In Kisumu, Kenya’s third largest city, police abuse of sex workers was rampant. Extortion, physical and psychological abuse were commonplace, and sex workers’ rights were violated. This resulted in sex workers not receiving essential health services and police officers contributing to the spread of HIV.

Through a novel approach, a local NGO called Keeping Alive Societies’ Hope (KASH) has fought to reverse that trend by building better relationships between these former adversaries. By offering training programs, HIV testing in the red light district, and even volleyball games, KASH hopes that it’s approach will prove more effective than promoting condom use.
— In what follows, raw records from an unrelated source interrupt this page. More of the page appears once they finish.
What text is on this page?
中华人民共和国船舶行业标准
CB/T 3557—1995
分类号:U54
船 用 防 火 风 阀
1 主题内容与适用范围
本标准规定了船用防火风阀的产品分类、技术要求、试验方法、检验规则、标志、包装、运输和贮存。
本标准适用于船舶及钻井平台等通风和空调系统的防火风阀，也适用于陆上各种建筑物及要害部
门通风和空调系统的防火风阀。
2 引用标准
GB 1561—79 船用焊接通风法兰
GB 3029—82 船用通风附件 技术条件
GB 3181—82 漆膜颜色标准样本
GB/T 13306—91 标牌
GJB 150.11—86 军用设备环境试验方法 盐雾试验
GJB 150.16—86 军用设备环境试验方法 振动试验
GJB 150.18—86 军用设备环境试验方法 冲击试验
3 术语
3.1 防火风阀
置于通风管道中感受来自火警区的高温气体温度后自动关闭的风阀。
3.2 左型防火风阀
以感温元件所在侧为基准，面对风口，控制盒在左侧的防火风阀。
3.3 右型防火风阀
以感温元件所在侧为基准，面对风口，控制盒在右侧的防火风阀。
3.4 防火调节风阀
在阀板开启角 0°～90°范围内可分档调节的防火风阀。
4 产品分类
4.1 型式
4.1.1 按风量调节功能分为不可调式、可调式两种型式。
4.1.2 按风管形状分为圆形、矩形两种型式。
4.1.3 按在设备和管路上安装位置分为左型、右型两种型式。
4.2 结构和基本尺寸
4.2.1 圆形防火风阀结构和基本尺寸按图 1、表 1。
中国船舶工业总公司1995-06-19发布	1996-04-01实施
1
In Kyrgyzstan, the police academy has included courses for more than 800 officers on harm reduction, sex work, and HIV prevention. Speakers at these trainings include health experts, sex workers, and people who use drugs. Instead of locking people up, police officers now refer people to drop-in centers or treatment clinics, or they help to facilitate the delivery of methadone to those in police custody.

A report presented by the Open Society Foundations at the 20th International AIDS Conference last week says police departments around the world—from Kenya to Kyrgyzstan—are implementing similar lifesaving programs.

Perhaps this new model will provide a road map for the rest of the world in combatting HIV.